At one point I went to the couch to try and get a little more comfortable. I laid there on my side going through the motions of breathing and working through the pain when in my head I was screaming “STOP LICKING MY TOES!” Unknown to anyone else in the room my cat was licking my foot that was hanging off the couch! Shortly after I was rolled to my back and my water was broken by assistance. That’s when it hit me! I’m on my brand new couch in the middle of a beige carpeted living room! Shit! I sat up and tried to quickly make it to the hardwood floor. I successfully made it all the while my husband laughed saying I needed more puppy piddle pads under me. Swear this guy was begging for a divorce!
I’m not sure when they started back up but here I was doing everything I didn’t have on my birth plan! I was in my bed instead of my pool and on my back in one of the hardest positions to birth in. Even then I was very happy in a loose term. I was in my home, in my bed, losing my voice from screaming, and when I could lookup my cat was creepily staring me down wondering what kind of hell I got myself into! Even then I wouldn’t change a single thing.

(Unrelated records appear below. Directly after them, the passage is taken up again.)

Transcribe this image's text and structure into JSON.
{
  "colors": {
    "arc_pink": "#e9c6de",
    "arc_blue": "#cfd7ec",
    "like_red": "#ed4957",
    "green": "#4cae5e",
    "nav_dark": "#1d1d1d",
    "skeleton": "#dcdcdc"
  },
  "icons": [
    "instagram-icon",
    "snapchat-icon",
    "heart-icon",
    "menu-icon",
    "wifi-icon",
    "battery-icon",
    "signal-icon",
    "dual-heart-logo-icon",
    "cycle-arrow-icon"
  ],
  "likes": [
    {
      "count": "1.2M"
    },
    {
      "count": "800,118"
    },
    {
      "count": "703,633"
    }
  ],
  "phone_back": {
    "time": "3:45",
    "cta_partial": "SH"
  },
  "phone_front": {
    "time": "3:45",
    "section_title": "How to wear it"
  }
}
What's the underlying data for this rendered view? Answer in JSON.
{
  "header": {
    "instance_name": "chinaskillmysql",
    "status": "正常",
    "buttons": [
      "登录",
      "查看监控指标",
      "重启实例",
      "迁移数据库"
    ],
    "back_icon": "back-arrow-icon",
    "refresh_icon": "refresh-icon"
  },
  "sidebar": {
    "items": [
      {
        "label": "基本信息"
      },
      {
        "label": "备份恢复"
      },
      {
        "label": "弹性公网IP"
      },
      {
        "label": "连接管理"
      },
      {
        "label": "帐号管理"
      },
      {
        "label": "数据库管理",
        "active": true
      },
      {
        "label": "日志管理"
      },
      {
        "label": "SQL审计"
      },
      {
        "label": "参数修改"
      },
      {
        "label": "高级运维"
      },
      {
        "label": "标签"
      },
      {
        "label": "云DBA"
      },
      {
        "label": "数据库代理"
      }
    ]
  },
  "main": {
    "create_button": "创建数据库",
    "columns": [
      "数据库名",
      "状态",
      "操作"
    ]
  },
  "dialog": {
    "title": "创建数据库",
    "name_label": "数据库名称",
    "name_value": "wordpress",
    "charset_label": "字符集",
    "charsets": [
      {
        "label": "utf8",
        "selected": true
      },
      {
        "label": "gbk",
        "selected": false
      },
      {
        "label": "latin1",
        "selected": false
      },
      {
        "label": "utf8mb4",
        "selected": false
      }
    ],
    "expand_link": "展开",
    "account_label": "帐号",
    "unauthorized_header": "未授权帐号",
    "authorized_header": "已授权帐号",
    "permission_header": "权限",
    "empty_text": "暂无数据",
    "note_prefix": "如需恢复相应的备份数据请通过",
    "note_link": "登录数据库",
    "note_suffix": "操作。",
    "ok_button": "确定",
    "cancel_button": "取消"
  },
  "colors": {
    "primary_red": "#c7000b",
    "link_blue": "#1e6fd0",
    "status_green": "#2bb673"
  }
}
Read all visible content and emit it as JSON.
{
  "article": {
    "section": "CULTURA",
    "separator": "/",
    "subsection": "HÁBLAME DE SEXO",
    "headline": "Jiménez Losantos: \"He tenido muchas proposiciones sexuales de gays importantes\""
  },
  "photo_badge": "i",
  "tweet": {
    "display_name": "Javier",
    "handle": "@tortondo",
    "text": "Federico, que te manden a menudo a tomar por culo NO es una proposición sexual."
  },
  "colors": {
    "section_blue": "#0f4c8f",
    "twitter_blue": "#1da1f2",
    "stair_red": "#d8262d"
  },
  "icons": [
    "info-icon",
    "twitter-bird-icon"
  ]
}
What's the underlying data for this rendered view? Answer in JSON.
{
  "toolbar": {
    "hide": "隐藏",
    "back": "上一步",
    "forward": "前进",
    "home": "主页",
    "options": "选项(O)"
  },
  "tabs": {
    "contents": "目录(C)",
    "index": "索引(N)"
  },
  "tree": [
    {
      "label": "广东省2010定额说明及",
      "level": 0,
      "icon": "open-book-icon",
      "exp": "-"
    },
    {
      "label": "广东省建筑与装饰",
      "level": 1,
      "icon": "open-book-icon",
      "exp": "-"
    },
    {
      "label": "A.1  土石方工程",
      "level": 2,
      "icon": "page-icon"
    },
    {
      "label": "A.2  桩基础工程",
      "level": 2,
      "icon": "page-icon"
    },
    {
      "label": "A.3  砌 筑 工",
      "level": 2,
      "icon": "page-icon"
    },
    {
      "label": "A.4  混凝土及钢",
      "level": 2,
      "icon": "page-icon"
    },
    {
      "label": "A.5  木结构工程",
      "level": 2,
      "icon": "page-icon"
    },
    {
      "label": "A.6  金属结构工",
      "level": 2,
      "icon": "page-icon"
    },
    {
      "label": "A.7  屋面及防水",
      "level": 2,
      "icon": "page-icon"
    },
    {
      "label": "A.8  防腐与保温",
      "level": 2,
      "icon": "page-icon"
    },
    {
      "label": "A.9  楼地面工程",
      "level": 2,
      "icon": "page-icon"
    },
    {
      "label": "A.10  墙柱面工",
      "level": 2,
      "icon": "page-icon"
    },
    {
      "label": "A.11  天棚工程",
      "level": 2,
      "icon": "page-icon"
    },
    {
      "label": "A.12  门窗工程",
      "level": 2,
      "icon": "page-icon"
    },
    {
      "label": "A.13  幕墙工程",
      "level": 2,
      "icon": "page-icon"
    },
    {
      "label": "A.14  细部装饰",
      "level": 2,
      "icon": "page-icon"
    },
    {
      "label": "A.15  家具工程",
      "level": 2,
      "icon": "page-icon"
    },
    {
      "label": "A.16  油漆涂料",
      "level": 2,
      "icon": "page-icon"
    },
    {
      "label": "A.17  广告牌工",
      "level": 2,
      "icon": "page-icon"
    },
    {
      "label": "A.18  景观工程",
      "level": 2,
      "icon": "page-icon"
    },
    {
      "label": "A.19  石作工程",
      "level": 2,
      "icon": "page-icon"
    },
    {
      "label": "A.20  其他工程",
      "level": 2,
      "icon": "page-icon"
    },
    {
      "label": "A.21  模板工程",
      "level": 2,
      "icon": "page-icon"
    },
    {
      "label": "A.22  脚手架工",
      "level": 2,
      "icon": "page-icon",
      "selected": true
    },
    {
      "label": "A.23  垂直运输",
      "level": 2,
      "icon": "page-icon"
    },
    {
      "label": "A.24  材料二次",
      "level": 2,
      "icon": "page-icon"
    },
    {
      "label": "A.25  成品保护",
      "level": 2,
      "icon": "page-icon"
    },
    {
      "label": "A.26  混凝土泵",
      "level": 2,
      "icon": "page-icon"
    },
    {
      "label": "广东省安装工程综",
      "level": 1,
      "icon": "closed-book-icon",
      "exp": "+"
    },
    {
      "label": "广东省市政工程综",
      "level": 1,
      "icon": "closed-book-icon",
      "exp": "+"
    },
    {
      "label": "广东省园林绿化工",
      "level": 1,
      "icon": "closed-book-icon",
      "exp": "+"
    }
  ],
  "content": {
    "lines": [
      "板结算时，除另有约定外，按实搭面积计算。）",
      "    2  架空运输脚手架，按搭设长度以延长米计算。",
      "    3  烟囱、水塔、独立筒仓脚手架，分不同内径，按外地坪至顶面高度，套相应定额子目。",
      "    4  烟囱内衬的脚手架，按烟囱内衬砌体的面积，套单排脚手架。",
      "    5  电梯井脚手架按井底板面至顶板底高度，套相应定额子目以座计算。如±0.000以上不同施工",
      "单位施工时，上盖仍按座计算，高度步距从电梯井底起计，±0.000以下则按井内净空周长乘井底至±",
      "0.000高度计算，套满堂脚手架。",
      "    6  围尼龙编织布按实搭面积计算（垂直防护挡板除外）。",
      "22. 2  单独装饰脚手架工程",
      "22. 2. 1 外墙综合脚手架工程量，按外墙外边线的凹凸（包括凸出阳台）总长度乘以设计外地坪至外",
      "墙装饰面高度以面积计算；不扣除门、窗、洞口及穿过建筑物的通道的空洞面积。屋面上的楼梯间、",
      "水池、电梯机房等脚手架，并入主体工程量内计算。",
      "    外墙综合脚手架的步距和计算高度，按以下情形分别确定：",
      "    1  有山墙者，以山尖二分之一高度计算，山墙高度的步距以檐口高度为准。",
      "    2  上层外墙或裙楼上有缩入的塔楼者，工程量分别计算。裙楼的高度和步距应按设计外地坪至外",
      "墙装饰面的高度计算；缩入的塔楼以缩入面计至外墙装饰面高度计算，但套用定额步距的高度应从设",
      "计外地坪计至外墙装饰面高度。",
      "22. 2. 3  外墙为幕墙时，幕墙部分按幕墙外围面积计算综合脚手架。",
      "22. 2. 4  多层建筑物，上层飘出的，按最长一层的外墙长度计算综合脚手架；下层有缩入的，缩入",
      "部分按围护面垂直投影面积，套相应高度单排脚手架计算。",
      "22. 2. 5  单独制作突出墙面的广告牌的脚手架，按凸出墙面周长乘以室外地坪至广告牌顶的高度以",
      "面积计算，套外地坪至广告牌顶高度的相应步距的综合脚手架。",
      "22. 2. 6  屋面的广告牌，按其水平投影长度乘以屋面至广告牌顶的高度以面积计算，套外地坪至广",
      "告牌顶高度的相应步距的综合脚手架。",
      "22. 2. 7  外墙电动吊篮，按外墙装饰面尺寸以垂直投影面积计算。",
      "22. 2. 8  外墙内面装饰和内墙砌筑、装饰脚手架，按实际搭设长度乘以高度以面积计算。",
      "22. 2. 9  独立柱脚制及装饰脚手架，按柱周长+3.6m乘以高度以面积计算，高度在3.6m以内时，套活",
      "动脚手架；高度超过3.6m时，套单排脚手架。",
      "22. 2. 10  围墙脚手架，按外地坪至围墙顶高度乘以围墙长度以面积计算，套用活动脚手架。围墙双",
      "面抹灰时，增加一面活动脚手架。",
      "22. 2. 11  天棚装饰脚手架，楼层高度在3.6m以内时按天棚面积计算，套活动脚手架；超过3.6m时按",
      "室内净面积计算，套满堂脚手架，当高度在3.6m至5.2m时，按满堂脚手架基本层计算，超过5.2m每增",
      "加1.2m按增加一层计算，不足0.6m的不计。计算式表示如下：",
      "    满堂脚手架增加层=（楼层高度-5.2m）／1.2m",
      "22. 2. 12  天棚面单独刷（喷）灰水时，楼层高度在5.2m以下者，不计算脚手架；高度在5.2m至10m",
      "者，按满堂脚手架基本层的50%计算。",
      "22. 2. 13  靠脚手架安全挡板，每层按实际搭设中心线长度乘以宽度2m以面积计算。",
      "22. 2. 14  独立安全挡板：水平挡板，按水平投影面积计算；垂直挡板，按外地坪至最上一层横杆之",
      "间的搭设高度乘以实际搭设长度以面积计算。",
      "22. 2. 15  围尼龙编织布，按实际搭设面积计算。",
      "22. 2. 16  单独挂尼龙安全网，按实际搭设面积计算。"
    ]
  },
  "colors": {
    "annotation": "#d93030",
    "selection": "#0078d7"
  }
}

After several hours of pushing it was suggested I try and stand to let gravity help me out. I thought “yes! I’ve seen those photos! I’ve seen those beautiful women standing so strong. That’s easy I can do that. I can be beautiful too!” I was so very wrong! I tried standing. The moment I got up and saw my reflection in our bedroom tv I felt like I was staring down my 14 year old self. The sweat from labor had saturated my hair and my pony tail had gone from a nice tight one in the back of my head to mostly out causing this extreme mass of messy curly Jewish fro to emerge before me! My husband couldn’t help it he laughed and held me up while I attempted to fix the mess. The next contraction was about to happen and I was ready. I had this. I would stand and be beautiful and strong and catch my baby like all those women I had seen! Nope! The contraction hit and I quickly collapsed into a heap on the floor. Not beautiful and not strong and if they thought I was able to bend over to catch my baby ha! That was unlikely at that point with how sore everything was.
So there I was on the floor of my bedroom with what little room we had birthing my baby. Damn they are going to charge us a carpet cleaning fee for the mess that’s about to happen for sure! Not more than maybe 30 min after moving to the floor his head was nearly out. They had me reach down and feel him and that’s all I needed to muster up the last remaining energy I had and push him out. I honestly didn’t even know he was out until I saw him. This entire wave of relief and fog washed over me for about 5 min. My stubborn radiant boy was there on my chest. That first big cry sent a wave of relief and tears came instantly. My overly exhausted husband who missed his first day of college was next to me crying cutting the cord of our first child. I was depleted of energy and so sore I couldn’t even bend my fingers but this squishy tiny human was healthy and safe.